On the occasion of the Marie Curie Researchers Symposium celebrating the 15th anniversary of the Marie Curie actions, which was held in Warsaw from 25 to 27 September 2011, Jane Wilhelm was one of six fellows invited to participate in the only session dedicated to the humanities and social sciences entitled 'Society, heritage, economy'. In this session where she presented her research in translation and gender with a view to the wider societal implications of the project, her fellow speakers and the public found the subject matter particularly interesting, innovative and stimulating. On the numerous occasions in which she presented her research project over the last two years, whether at international conferences, in lectures and seminar presentations in France, Canada, Italy or Poland, the fellow found an overwhelmingly enthusiastic response to the subject of translation and gender.

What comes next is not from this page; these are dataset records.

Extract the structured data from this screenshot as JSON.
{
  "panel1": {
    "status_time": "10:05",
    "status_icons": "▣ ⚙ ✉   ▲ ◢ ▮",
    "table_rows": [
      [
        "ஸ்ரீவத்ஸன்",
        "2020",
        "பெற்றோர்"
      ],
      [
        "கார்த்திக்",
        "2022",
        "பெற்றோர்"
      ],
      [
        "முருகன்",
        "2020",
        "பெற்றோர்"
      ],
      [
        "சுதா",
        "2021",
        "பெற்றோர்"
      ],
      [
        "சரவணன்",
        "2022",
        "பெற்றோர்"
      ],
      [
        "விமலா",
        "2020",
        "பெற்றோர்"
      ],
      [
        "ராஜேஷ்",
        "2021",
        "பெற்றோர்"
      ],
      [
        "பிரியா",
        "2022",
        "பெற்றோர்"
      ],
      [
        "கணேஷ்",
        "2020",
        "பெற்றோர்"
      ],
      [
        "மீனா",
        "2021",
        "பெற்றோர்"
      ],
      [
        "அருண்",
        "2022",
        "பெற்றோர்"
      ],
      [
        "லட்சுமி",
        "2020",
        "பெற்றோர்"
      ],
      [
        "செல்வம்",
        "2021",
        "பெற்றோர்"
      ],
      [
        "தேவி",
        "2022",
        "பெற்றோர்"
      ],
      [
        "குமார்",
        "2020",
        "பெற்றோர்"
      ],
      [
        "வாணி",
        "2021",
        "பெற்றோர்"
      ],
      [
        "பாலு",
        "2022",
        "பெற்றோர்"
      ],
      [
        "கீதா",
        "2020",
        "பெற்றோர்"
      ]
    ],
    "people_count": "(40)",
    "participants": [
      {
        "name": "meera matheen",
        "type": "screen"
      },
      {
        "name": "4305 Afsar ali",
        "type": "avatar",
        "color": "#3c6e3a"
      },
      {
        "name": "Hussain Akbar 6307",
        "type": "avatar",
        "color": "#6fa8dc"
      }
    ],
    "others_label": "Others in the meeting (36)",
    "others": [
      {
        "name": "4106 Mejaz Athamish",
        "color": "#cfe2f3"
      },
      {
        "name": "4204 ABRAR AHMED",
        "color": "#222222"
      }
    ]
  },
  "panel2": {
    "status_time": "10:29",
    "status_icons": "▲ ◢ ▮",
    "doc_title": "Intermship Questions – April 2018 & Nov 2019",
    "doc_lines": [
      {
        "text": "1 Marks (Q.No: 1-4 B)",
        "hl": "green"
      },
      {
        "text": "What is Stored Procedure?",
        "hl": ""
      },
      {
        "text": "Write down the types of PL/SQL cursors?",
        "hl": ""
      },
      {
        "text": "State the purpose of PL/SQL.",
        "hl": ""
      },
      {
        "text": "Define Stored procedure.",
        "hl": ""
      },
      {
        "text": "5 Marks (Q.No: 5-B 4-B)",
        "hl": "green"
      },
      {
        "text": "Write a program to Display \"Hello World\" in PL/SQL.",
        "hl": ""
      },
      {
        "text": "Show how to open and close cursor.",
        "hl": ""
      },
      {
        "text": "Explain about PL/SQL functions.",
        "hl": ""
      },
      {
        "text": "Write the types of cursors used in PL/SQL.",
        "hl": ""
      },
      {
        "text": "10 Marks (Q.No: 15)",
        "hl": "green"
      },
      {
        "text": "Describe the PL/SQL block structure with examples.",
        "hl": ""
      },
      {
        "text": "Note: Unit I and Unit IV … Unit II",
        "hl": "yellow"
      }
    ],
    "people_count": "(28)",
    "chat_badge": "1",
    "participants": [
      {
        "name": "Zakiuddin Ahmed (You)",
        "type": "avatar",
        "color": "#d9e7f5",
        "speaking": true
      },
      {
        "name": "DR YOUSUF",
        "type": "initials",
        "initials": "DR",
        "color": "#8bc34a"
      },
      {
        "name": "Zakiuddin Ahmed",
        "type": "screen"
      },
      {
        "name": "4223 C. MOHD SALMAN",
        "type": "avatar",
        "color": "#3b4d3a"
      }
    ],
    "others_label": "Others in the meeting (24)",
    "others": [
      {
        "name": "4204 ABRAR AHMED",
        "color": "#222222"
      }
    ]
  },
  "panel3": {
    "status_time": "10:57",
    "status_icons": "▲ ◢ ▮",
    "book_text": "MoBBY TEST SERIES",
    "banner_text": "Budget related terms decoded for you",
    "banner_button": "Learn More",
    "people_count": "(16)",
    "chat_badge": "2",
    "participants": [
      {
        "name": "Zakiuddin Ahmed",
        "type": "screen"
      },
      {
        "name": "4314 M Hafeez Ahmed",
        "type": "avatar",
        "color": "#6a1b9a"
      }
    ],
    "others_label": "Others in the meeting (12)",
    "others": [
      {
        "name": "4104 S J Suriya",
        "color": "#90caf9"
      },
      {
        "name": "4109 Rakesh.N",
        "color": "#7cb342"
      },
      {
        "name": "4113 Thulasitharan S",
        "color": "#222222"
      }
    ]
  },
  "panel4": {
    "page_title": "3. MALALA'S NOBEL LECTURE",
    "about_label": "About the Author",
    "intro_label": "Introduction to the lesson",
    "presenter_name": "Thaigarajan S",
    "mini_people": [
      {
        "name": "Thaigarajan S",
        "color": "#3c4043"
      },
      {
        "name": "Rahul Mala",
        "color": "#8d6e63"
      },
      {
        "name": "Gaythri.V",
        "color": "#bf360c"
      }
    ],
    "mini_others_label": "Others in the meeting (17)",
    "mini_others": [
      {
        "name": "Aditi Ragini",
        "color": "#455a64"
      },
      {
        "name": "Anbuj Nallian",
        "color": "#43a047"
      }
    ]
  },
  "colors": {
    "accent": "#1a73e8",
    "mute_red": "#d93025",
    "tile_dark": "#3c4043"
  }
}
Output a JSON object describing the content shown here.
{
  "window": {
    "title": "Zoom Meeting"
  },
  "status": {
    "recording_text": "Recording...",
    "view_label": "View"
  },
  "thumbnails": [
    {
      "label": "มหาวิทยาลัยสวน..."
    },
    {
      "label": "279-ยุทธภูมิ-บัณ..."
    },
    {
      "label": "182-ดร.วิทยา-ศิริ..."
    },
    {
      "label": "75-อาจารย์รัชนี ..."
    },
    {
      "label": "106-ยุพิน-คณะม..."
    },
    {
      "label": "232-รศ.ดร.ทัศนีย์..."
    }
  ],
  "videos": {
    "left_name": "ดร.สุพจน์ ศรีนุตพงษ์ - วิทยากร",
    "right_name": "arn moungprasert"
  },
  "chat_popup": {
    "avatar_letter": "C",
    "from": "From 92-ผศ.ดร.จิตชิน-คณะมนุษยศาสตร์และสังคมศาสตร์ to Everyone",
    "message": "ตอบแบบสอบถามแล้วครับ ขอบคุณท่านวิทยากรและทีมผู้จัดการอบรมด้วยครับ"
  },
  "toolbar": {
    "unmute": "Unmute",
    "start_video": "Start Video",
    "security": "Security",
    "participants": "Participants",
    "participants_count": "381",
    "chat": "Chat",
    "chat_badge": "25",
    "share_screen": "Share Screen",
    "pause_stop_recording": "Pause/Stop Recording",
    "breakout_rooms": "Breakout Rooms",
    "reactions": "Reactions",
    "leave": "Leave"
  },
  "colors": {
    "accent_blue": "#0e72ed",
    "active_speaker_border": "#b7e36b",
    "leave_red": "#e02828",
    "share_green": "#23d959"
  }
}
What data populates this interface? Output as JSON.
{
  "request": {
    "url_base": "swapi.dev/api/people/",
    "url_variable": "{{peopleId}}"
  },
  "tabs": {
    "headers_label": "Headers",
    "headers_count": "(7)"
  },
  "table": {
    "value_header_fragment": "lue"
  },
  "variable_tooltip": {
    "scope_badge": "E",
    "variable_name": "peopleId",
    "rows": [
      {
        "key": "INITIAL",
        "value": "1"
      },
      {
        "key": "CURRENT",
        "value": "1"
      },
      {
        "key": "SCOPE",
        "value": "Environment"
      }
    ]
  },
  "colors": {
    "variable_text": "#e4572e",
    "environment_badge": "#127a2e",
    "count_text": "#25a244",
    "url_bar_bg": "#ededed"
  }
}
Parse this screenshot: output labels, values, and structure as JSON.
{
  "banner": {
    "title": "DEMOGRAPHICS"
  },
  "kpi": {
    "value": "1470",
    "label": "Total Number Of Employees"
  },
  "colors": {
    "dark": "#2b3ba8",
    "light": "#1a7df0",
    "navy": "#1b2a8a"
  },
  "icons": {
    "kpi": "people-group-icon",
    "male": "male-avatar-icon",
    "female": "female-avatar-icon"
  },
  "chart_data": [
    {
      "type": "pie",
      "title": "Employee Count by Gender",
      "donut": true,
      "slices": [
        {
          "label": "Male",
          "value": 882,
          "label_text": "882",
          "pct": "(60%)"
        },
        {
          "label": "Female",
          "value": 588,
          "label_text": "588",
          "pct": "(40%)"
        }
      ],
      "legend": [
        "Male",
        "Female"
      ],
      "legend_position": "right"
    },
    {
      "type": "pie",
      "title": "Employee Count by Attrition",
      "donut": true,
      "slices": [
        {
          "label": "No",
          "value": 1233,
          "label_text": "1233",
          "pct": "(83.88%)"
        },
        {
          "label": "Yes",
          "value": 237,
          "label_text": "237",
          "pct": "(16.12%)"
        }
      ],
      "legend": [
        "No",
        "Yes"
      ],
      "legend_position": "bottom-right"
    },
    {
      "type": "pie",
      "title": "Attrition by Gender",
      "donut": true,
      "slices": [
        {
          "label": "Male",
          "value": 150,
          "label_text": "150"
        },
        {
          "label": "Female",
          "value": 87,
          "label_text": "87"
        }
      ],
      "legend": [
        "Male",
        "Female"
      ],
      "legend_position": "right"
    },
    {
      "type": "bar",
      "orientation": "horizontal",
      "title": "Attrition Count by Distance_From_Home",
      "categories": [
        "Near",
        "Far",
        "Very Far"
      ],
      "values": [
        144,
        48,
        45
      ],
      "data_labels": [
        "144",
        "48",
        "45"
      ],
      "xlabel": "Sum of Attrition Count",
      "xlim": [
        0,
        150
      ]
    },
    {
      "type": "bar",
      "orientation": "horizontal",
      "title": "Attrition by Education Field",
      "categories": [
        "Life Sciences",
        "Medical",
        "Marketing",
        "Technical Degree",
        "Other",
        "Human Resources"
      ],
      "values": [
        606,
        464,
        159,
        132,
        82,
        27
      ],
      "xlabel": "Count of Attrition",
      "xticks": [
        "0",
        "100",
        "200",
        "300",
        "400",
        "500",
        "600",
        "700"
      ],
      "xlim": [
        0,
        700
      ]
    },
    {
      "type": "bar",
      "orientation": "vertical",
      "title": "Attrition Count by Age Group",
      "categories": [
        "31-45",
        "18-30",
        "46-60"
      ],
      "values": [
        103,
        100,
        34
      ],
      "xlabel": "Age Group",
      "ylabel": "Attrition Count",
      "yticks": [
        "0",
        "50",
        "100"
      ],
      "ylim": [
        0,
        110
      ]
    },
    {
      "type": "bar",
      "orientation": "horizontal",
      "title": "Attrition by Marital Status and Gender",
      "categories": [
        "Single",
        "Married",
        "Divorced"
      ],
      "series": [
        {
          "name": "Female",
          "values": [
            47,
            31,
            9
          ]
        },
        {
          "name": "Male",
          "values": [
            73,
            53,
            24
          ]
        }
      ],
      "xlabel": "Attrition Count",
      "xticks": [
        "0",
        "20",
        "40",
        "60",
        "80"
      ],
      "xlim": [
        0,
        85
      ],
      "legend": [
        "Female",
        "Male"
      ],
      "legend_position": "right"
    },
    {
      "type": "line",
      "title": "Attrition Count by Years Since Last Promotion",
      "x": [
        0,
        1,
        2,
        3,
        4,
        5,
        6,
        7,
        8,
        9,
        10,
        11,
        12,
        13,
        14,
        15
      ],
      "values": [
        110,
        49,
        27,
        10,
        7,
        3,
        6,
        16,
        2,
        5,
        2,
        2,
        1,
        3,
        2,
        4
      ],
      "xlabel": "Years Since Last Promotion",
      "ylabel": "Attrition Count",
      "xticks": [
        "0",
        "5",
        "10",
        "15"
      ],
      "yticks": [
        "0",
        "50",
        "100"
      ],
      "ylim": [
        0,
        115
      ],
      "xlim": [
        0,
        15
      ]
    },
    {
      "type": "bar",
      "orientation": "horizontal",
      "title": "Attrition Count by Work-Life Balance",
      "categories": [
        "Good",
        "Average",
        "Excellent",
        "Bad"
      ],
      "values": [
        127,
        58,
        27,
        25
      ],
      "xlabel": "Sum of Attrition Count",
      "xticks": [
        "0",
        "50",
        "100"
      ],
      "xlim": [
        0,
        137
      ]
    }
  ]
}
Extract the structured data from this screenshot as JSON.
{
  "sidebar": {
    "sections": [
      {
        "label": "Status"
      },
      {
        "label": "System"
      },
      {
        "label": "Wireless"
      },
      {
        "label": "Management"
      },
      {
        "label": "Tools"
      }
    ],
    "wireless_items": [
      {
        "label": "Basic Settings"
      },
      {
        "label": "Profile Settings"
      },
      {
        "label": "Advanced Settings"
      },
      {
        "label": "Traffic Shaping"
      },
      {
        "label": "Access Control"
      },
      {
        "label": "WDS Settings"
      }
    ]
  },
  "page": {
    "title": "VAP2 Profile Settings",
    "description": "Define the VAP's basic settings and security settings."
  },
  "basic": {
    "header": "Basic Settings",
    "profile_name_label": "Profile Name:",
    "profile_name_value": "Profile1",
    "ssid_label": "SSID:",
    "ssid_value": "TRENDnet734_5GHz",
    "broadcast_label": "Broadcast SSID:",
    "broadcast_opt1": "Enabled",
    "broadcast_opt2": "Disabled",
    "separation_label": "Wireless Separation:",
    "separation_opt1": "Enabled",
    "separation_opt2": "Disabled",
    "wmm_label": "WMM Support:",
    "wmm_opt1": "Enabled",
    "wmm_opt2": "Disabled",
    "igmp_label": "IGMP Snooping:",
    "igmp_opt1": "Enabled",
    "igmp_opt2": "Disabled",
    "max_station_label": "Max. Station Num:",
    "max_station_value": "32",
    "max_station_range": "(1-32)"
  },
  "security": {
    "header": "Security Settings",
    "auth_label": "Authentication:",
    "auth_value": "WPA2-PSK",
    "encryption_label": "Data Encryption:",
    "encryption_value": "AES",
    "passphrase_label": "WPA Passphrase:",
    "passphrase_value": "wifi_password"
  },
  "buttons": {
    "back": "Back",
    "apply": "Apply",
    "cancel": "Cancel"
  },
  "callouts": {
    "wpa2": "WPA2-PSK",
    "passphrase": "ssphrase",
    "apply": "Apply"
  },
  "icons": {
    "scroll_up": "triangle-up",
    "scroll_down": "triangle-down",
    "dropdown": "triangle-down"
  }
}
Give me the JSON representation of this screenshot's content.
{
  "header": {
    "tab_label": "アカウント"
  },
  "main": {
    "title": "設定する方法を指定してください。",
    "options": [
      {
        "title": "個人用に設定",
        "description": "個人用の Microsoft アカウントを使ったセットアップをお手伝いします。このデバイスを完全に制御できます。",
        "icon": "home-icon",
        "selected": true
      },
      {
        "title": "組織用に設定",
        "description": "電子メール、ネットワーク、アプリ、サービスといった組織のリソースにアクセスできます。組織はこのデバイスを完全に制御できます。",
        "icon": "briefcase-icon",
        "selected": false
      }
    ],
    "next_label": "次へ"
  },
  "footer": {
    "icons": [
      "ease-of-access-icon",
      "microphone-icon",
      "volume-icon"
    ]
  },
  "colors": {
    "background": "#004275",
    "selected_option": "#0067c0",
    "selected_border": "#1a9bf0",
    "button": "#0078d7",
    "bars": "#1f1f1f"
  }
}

In an age of globalisation, research in the area of cultural difference and its translation is essential. In a democratic framework, only policies aimed at the inclusion and participation of all citizens are guarantees of social cohesion, lasting peace and the vitality of civil society. The dialogue of cultural pluralism in our diversified societies in Europe today entails facilitating the inclusion and participation of women from varied cultural backgrounds. Research in gender and translation has a deep social impact for the future since the dimensions of gender, language and intercultural communication are so fundamental to society.